July 28, 2010

'Kousa b'Jibn': Zucchini, Cheese and Egg Pie

I love zucchini, cooked in many ways: sauteed with butter and onions, or olive oil and garlic, via Marcella Hazan; in pasta; grilled, fried or added to pizza. I'm not one of those people who leave bags of zucchini on their neighbor's porches in the dead of night. Granted, I have only one hill with three plants, but this produces lots of fruits for fresh eating and freezing.

One of my favorite zucchini dishes is a family middle eastern recipe which my mother often prepares for non-meat dinners; I look forward to making it each summer. The squash is first cooked with onions and then mixed with cheese and eggs and baked. It is good hot or cold (mmm, leftovers).

1 large onion, chopped
3 Tbs vegetable oil
2 lbs zucchini, cut into 1/2 inch slices
3 eggs, lightly beaten
2 cups grated cheese. My mother uses muenster, I use cheddar.
salt to taste

  1. Fry the onion in a wide pot oil till golden.
  2. Add the zucchini and cook until very soft, stirring often.
  3. Mix the eggs and cheese in a bowl, then add the zucchini-onion mixture and mix well, adding salt to taste.
  4. Pour into a baking dish (I used a 9 inch square for this amount) and bake in a 350˚oven until golden brown, about 45 minutes.
  5. Serve with yogurt.
Serves 4 to 6

I should mention that my mother uses more eggs and cheese, as does my cousin Poopa Dweck in her cookbook Aromas of Aleppo, using twice as many eggs with a pound of cheese. This makes a more dense pie as the softer squash is surrounded by the firmer egg/cheese mixture. Claudia Roden, in her The New Book of Middle Eastern Food, uses the smaller amount above, which I also like. So if you make this more than once, you can experiment with the proportion of ingredients to see which you prefer.


  1. That looks delicious, Altoon. My Arab grandma and aunts spent many a Sunday morning stuffing kousa with rice, lamb and saffron for big family dinners (served with kibbee and grape leaves, of course!)

  2. I jumped up and made a quiche in the middle of reading this....how's that for being inspiring!

  3. Oh my! Lookin' good!

    A quick one I like in summer is various colors of zucchini sliced and lightly steamed, with spaghetti sauce and melted grated parmesan and/or cheddar on top.

  4. Great recipe. How do you pronounce the name?

  5. I'm glad you all liked the looks of this recipe. It's a great way to use the bountiful crop of zucchini. And Susan A., we also stuff the squash in my family, with chopped beef and rice, calling it muchshee.
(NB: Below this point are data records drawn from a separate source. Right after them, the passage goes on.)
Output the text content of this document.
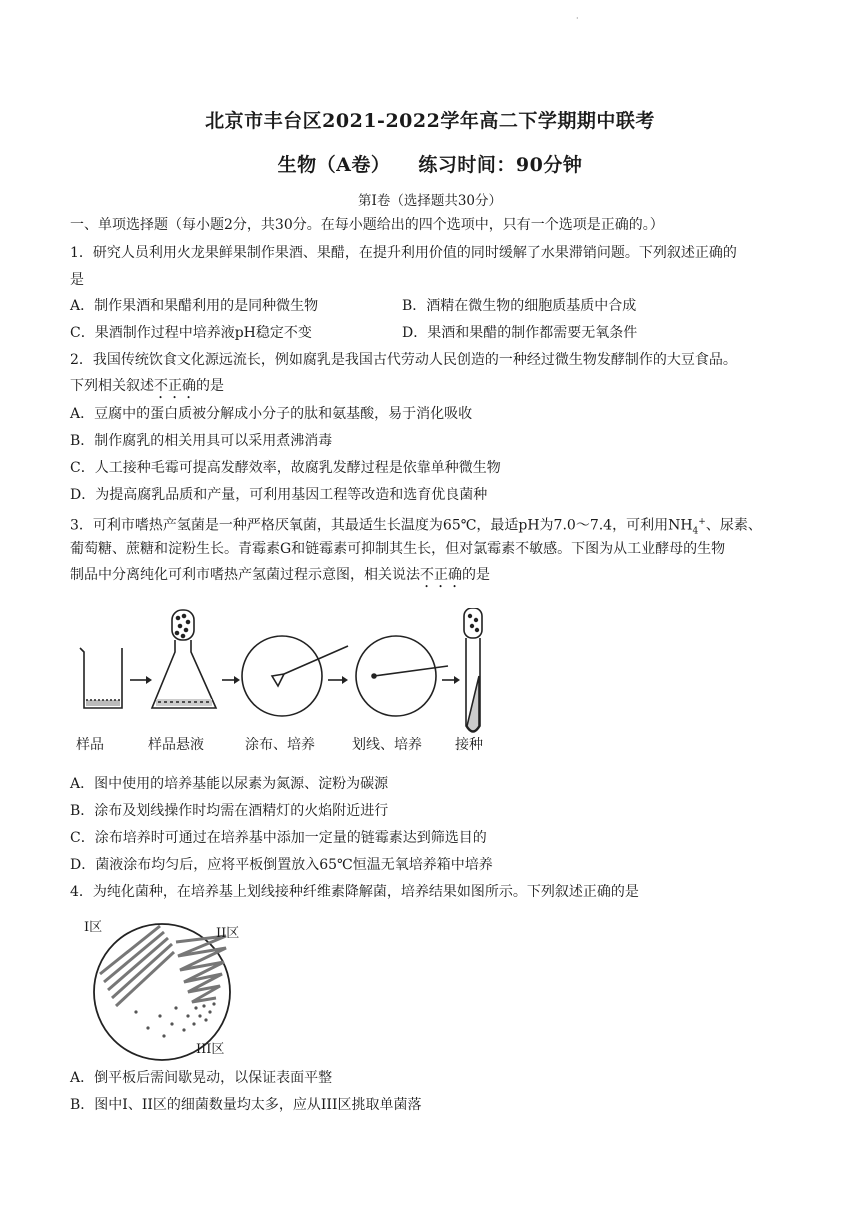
·
北京市丰台区2021-2022学年高二下学期期中联考
生物（A卷） 练习时间：90分钟
第I卷（选择题共30分）
一、单项选择题（每小题2分，共30分。在每小题给出的四个选项中，只有一个选项是正确的。）
1．研究人员利用火龙果鲜果制作果酒、果醋，在提升利用价值的同时缓解了水果滞销问题。下列叙述正确的
是
A．制作果酒和果醋利用的是同种微生物	B．酒精在微生物的细胞质基质中合成
C．果酒制作过程中培养液pH稳定不变	D．果酒和果醋的制作都需要无氧条件
2．我国传统饮食文化源远流长，例如腐乳是我国古代劳动人民创造的一种经过微生物发酵制作的大豆食品。
下列相关叙述不正确的是
A．豆腐中的蛋白质被分解成小分子的肽和氨基酸，易于消化吸收
B．制作腐乳的相关用具可以采用煮沸消毒
C．人工接种毛霉可提高发酵效率，故腐乳发酵过程是依靠单种微生物
D．为提高腐乳品质和产量，可利用基因工程等改造和选育优良菌种
3．可利市嗜热产氢菌是一种严格厌氧菌，其最适生长温度为65℃，最适pH为7.0～7.4，可利用$NH_4^+$、尿素、
葡萄糖、蔗糖和淀粉生长。青霉素G和链霉素可抑制其生长，但对氯霉素不敏感。下图为从工业酵母的生物
制品中分离纯化可利市嗜热产氢菌过程示意图，相关说法不正确的是
样品	样品悬液	涂布、培养	划线、培养 接种
A．图中使用的培养基能以尿素为氮源、淀粉为碳源
B．涂布及划线操作时均需在酒精灯的火焰附近进行
C．涂布培养时可通过在培养基中添加一定量的链霉素达到筛选目的
D．菌液涂布均匀后，应将平板倒置放入65℃恒温无氧培养箱中培养
4．为纯化菌种，在培养基上划线接种纤维素降解菌，培养结果如图所示。下列叙述正确的是
I区	II区
III区
A．倒平板后需间歇晃动，以保证表面平整
B．图中I、II区的细菌数量均太多，应从III区挑取单菌落
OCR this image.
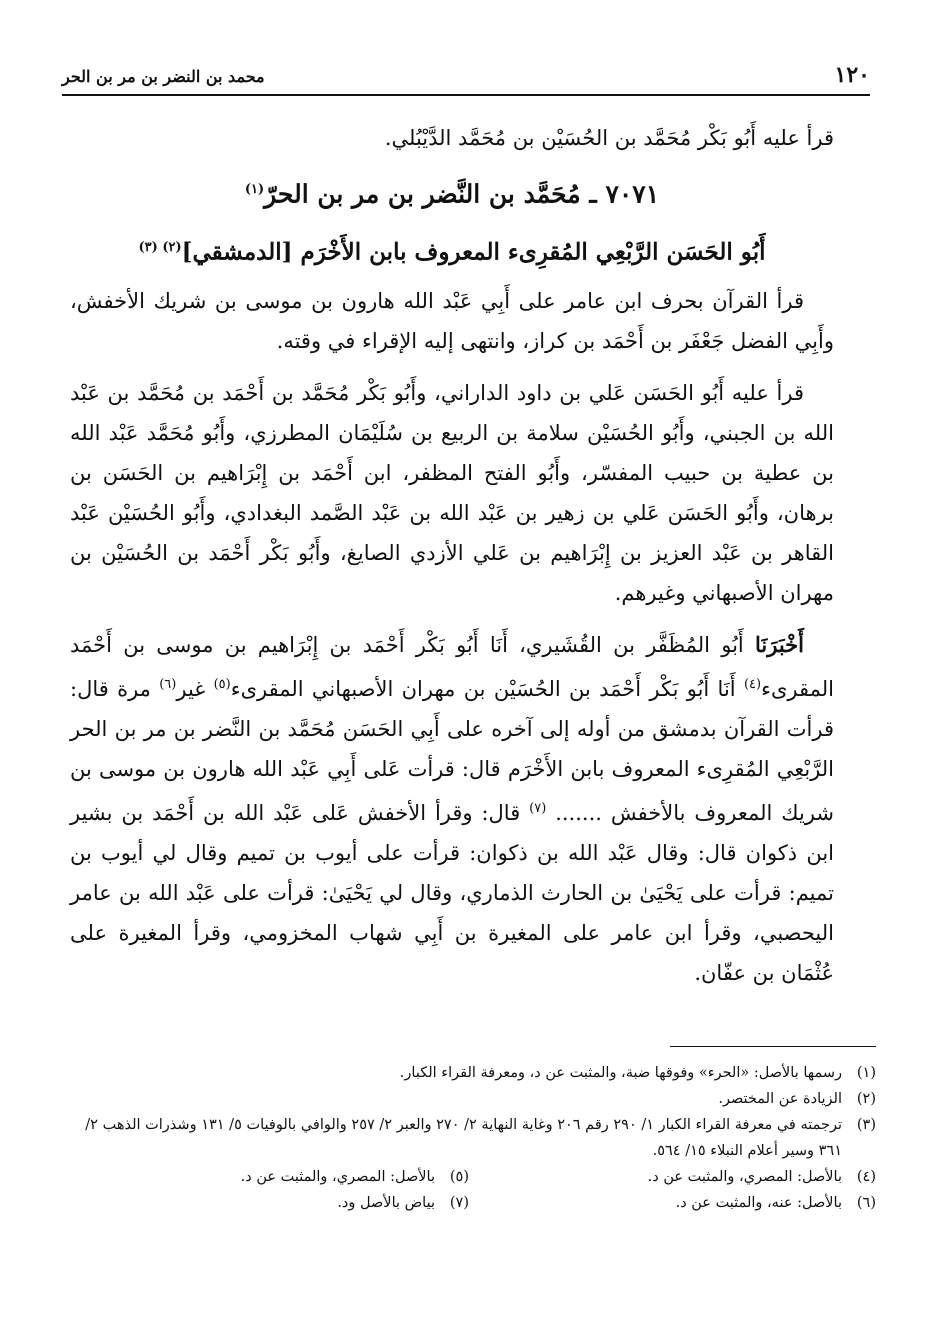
١٢٠
محمد بن النضر بن مر بن الحر

قرأ عليه أَبُو بَكْر مُحَمَّد بن الحُسَيْن بن مُحَمَّد الدَّيْبُلي.

٧٠٧١ ـ مُحَمَّد بن النَّضر بن مر بن الحرّ$^{(١)}$

أَبُو الحَسَن الرَّبْعِي المُقرِىء المعروف بابن الأَخْرَم [الدمشقي]$^{(٢) (٣)}$

قرأ القرآن بحرف ابن عامر على أَبِي عَبْد الله هارون بن موسى بن شريك الأخفش، وأَبِي الفضل جَعْفَر بن أَحْمَد بن كراز، وانتهى إليه الإقراء في وقته.

قرأ عليه أَبُو الحَسَن عَلي بن داود الداراني، وأَبُو بَكْر مُحَمَّد بن أَحْمَد بن مُحَمَّد بن عَبْد الله بن الجبني، وأَبُو الحُسَيْن سلامة بن الربيع بن سُلَيْمَان المطرزي، وأَبُو مُحَمَّد عَبْد الله بن عطية بن حبيب المفسّر، وأَبُو الفتح المظفر، ابن أَحْمَد بن إِبْرَاهيم بن الحَسَن بن برهان، وأَبُو الحَسَن عَلي بن زهير بن عَبْد الله بن عَبْد الصَّمد البغدادي، وأَبُو الحُسَيْن عَبْد القاهر بن عَبْد العزيز بن إِبْرَاهيم بن عَلي الأزدي الصايغ، وأَبُو بَكْر أَحْمَد بن الحُسَيْن بن مهران الأصبهاني وغيرهم.

أَخْبَرَنَا أَبُو المُظَفَّر بن القُشَيري، أَنَا أَبُو بَكْر أَحْمَد بن إِبْرَاهيم بن موسى بن أَحْمَد المقرىء$^{(٤)}$ أَنَا أَبُو بَكْر أَحْمَد بن الحُسَيْن بن مهران الأصبهاني المقرىء$^{(٥)}$ غير$^{(٦)}$ مرة قال: قرأت القرآن بدمشق من أوله إلى آخره على أَبِي الحَسَن مُحَمَّد بن النَّضر بن مر بن الحر الرَّبْعِي المُقرِىء المعروف بابن الأَخْرَم قال: قرأت عَلى أَبِي عَبْد الله هارون بن موسى بن شريك المعروف بالأخفش ....... $^{(٧)}$ قال: وقرأ الأخفش عَلى عَبْد الله بن أَحْمَد بن بشير ابن ذكوان قال: وقال عَبْد الله بن ذكوان: قرأت على أيوب بن تميم وقال لي أيوب بن تميم: قرأت على يَحْيَىٰ بن الحارث الذماري، وقال لي يَحْيَىٰ: قرأت على عَبْد الله بن عامر اليحصبي، وقرأ ابن عامر على المغيرة بن أَبِي شهاب المخزومي، وقرأ المغيرة على عُثْمَان بن عفّان.

(١)
رسمها بالأصل: «الحرء» وفوقها ضبة، والمثبت عن د، ومعرفة القراء الكبار.
(٢)
الزيادة عن المختصر.
(٣)
ترجمته في معرفة القراء الكبار ١/ ٢٩٠ رقم ٢٠٦ وغاية النهاية ٢/ ٢٧٠ والعبر ٢/ ٢٥٧ والوافي بالوفيات ٥/ ١٣١ وشذرات الذهب ٢/ ٣٦١ وسير أعلام النبلاء ١٥/ ٥٦٤.
(٤)
بالأصل: المصري، والمثبت عن د.
(٥)
بالأصل: المصري، والمثبت عن د.
(٦)
بالأصل: عنه، والمثبت عن د.
(٧)
بياض بالأصل ود.
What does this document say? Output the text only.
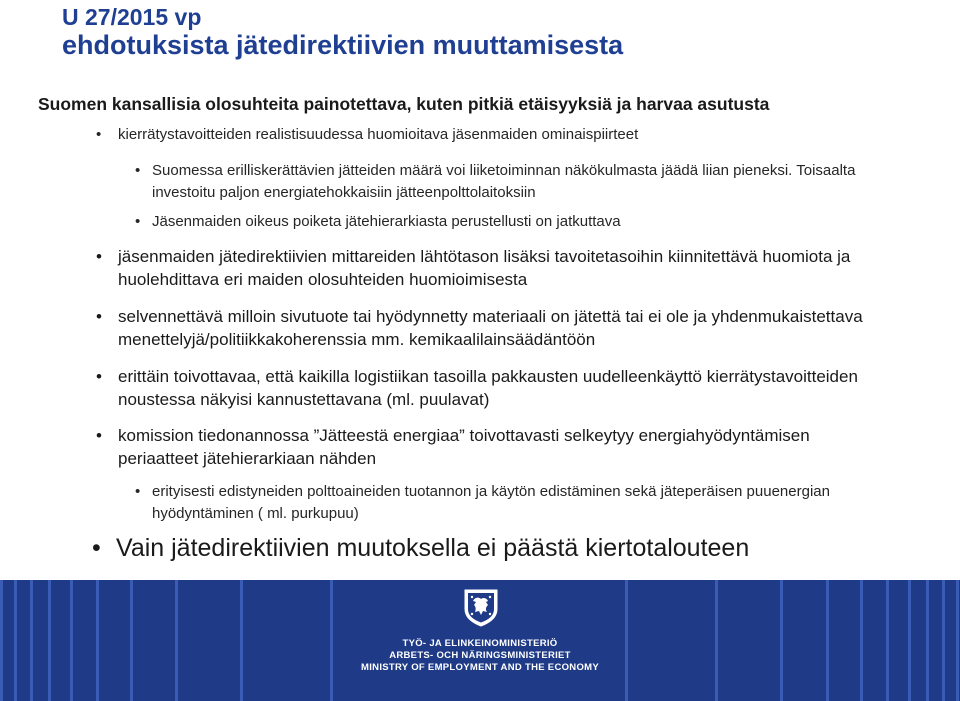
U 27/2015 vp
ehdotuksista jätedirektiivien muuttamisesta

Suomen kansallisia olosuhteita painotettava, kuten pitkiä etäisyyksiä ja harvaa asutusta

• kierrätystavoitteiden realistisuudessa huomioitava jäsenmaiden ominaispiirteet

• Suomessa erilliskerättävien jätteiden määrä voi liiketoiminnan näkökulmasta jäädä liian pieneksi. Toisaalta investoitu paljon energiatehokkaisiin jätteenpolttolaitoksiin

• Jäsenmaiden oikeus poiketa jätehierarkiasta perustellusti on jatkuttava

• jäsenmaiden jätedirektiivien mittareiden lähtötason lisäksi tavoitetasoihin kiinnitettävä huomiota ja huolehdittava eri maiden olosuhteiden huomioimisesta

• selvennettävä milloin sivutuote tai hyödynnetty materiaali on jätettä tai ei ole ja yhdenmukaistettava menettelyjä/politiikkakoherenssia mm. kemikaalilainsäädäntöön

• erittäin toivottavaa, että kaikilla logistiikan tasoilla pakkausten uudelleenkäyttö kierrätystavoitteiden noustessa näkyisi kannustettavana (ml. puulavat)

• komission tiedonannossa ”Jätteestä energiaa” toivottavasti selkeytyy energiahyödyntämisen periaatteet jätehierarkiaan nähden

• erityisesti edistyneiden polttoaineiden tuotannon ja käytön edistäminen sekä jäteperäisen puuenergian hyödyntäminen ( ml. purkupuu)

• Vain jätedirektiivien muutoksella ei päästä kiertotalouteen

TYÖ- JA ELINKEINOMINISTERIÖ

ARBETS- OCH NÄRINGSMINISTERIET

MINISTRY OF EMPLOYMENT AND THE ECONOMY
    As for pronunciation: the 'kousa' is just as written, with stress on first syllable, and the 'b' is attached. So sort of kousab, then jibin.

  6. I made this today -- it came out of the oven and disappeared immediately! I added some thyme and the tops of green onions. And the recipe is going right into my stash of best summer suppers. (Nice that it's chilly enough today to bake something.)

  7. I'm glad the recipe was popular in your house, Susan. And your additions sound great; it's always fun to tweak recipes to your liking.

  8. I've been making this pie since I stumbled upon it in a back and forth between Altoon and Susan Sawyer. It's so delicious! I add a bit of feta and sometimes a squirt of sriracha sauce but the best tweak by far has been that I make it and freeze it. I use the smallest, sweetest little Gentry summer squash and we eat it all winter, frozen in individual servings. Thank you Altoon! I've shared this recipe so many times!